The influence of root surface distance to alveolar bone and periodontal ligament on periodontal wound healing

Objective : Biomodification of the root surface plays a major role in periodontal wound healing. Root surface modification with bone morphogenetic protein (BMP) stimulates bone and cementum-like tissue formation; however, severe ankylosis is simultaneously observed. Bio-safe collagen hydrogel scaffolds may therefore be useful for supplying periodontal ligament cells and preventing ankylosis.

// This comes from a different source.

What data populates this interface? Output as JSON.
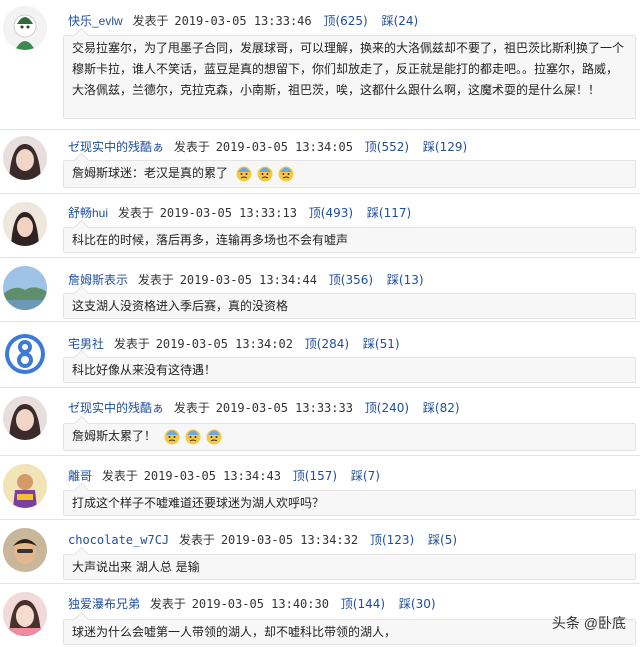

We examined the effects of BMP modification in conjunction with collagen hydrogel scaffold implantation on periodontal wound healing in dogs. Material and Methods: The collagen hydrogel scaffold was composed of type I collagen sponge and collagen hydrogel. One-wall infrabony defects (5 mm in depth, 3 mm in width) were surgically created in six beagle dogs. In the BMP/Col group, BMP-2 was applied to the root surface (loading dose; 1 µg/µl), and the defects were filled with collagen hydrogel scaffold. In the BMP or Col group, BMP-2 coating or scaffold implantation was performed. Histometric parameters were evaluated at 4 weeks after surgery. Results: Single use of BMP stimulated formation of alveolar bone and ankylosis. In contrast, the BMP/Col group frequently enhanced reconstruction of periodontal attachment including cementum-like tissue, periodontal ligament and alveolar bone. The amount of new periodontal ligament in the BMP/Col group was significantly greater when compared to all other groups. In addition, ankylosis was rarely observed in the BMP/Col group. Conclusion: The combination method using root surface modification with BMP and collagen hydrogel scaffold implantation facilitated the reestablishment of periodontal attachment. BMP-related ankylosis was suppressed by implantation of collagen hydrogel.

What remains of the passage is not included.